There were also scenes / ideas that we created on the fly. It was always about having a post-apocalyptic vibe on the roof. The key to the flashback scenes -- both the bathroom and the office -- was to push into totally different emotional and visual territory. This helped Harlan, our actor, bring out more colors in the piece, and also allows the audience to fill in the gaps between: a) desolate roof b) bloody hands and c) flicking through photos in the office.
Amen to that Mark!
Yeah, dude. You killed it. Excited for the next one.
Ha! We recorded sound on exactly three shots, and then didn't use any of it. All the sound was done in post.

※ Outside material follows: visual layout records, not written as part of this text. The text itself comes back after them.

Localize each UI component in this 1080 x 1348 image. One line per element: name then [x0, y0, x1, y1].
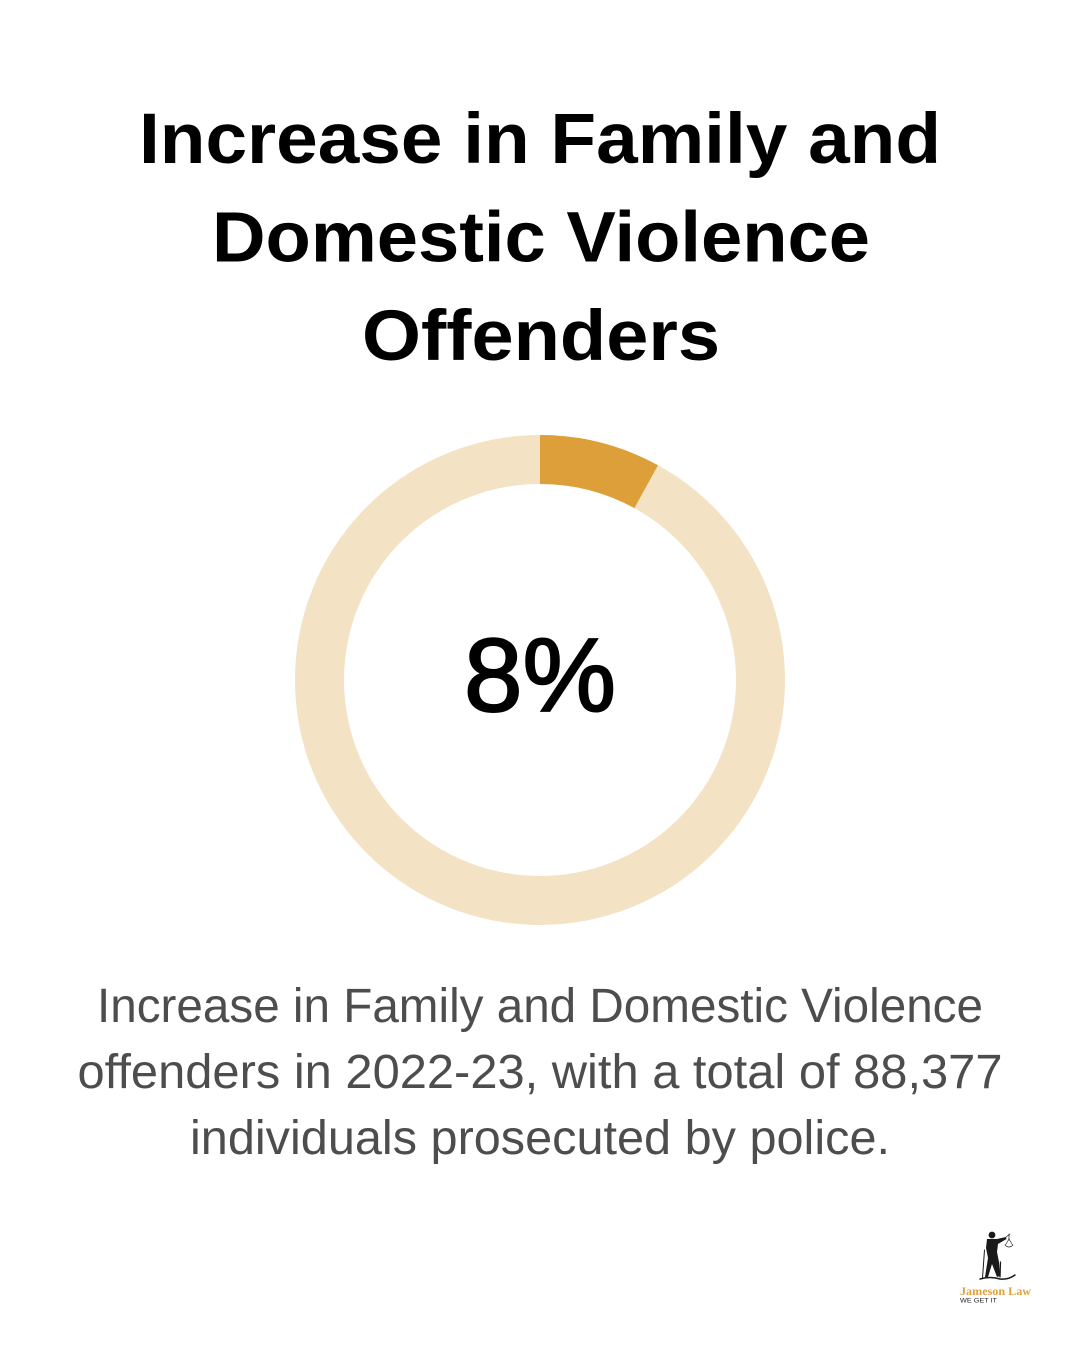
- logo tagline: WE GET IT: [960, 1298, 997, 1304]
- title: [139, 100, 941, 376]
- description text: offenders in 2022-23, with a total of 88,377: [78, 1046, 1002, 1099]
- title: Offenders: [362, 297, 720, 376]
- description text: Increase in Family and Domestic Violence: [97, 980, 983, 1033]
- highlighted 8% segment: [540, 435, 658, 508]
- title: Increase in Family and: [139, 100, 941, 179]
- description text: individuals prosecuted by police.: [190, 1112, 890, 1165]
- icon: lady justice: [980, 1232, 1015, 1279]
- logo name: Jameson Law: [960, 1286, 1032, 1298]
- donut chart: 8%: [320, 435, 760, 900]
- title: Domestic Violence: [212, 198, 870, 278]
- center value: 8%: [464, 618, 616, 734]
- logo: Jameson Law: [960, 1232, 1032, 1304]
- description text: [78, 980, 1002, 1165]
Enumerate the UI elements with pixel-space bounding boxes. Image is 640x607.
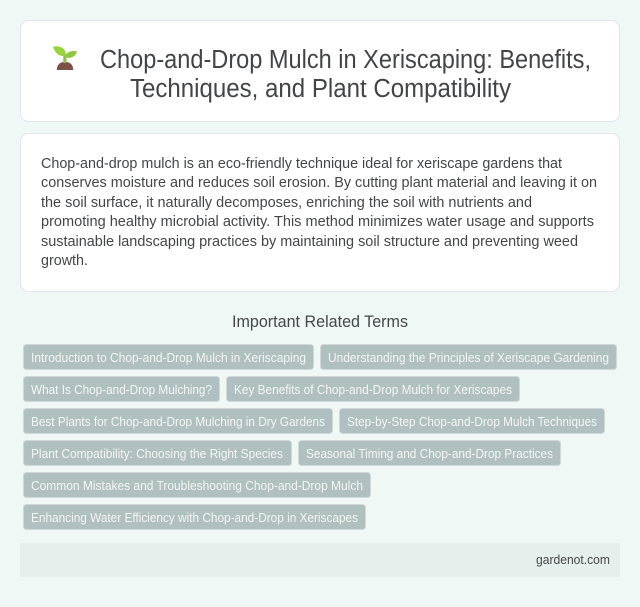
tag: Plant Compatibility: Choosing the Right Species	[31, 446, 283, 461]
tag: Enhancing Water Efficiency with Chop-and-Drop in Xeriscapes	[31, 510, 358, 525]
footer bar	[20, 543, 620, 577]
tag: Seasonal Timing and Chop-and-Drop Practices	[306, 446, 553, 461]
panel: description card	[20, 134, 620, 292]
tag: Introduction to Chop-and-Drop Mulch in Xeriscaping	[31, 350, 306, 365]
tag	[24, 440, 292, 466]
tag: Best Plants for Chop-and-Drop Mulching in Dry Gardens	[31, 414, 325, 429]
icon: sprout	[53, 46, 77, 70]
text block: description: sustainable landscaping practices by maintaining soil structure and preventing weed	[41, 233, 578, 250]
tag: Understanding the Principles of Xeriscape Gardening	[328, 350, 609, 365]
panel: title card	[20, 20, 620, 122]
tag	[320, 344, 616, 370]
title: Techniques, and Plant Compatibility	[130, 75, 511, 103]
tag: What Is Chop-and-Drop Mulching?	[31, 382, 212, 397]
tag	[298, 440, 560, 466]
tag list	[24, 344, 616, 530]
tag	[340, 408, 604, 434]
title	[100, 46, 591, 103]
text block: description	[41, 155, 597, 269]
tag: Common Mistakes and Troubleshooting Chop-and-Drop Mulch	[31, 478, 363, 493]
heading: important related terms: Important Related Terms	[232, 313, 408, 331]
text block: description: promoting healthy microbial activity. This method minimizes water usage and supports	[41, 213, 594, 230]
tag	[24, 344, 314, 370]
text block: description: growth.	[41, 252, 88, 269]
text block: description: the soil surface, it naturally decomposes, enriching the soil with nutrients and	[41, 194, 532, 211]
tag	[24, 472, 370, 498]
title: Chop-and-Drop Mulch in Xeriscaping: Benefits,	[100, 46, 591, 74]
tag	[24, 376, 220, 402]
footer credit: gardenot.com	[536, 552, 610, 567]
tag: Step-by-Step Chop-and-Drop Mulch Techniques	[347, 414, 597, 429]
tag: Key Benefits of Chop-and-Drop Mulch for Xeriscapes	[234, 382, 512, 397]
tag	[226, 376, 520, 402]
text block: description: conserves moisture and reduces soil erosion. By cutting plant material and leaving it on	[41, 174, 597, 191]
tag	[24, 504, 366, 530]
text block: description: Chop-and-drop mulch is an eco-friendly technique ideal for xeriscape gardens that	[41, 155, 563, 172]
tag	[24, 408, 332, 434]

Let's also add Spike Jonze and P.T. Anderson to your list of lazy and unresourceful filmmakers. Or how about Albert Maysles, Werner Herzog? A pretty distinguished list of bush-leaguers, I'd say.
Or, maybe... You push yourself to make great art.
In case you forgot, I actually led the whole section by suggesting that you produce well enough that stealing locations isn't a necessity. And preparation has been a major theme in all the posts in this series.
Lastly, take a look at the video I posted. Tell me how sneaking into that warehouse hurt the local film community. Please.
That's the beauty of the moment we're in film-wise. Many people dont suspect that a DSLR is actually rolling footage so you're able to get shots as a one man band that you couldn't get any other way. But as Alex points out: be careful.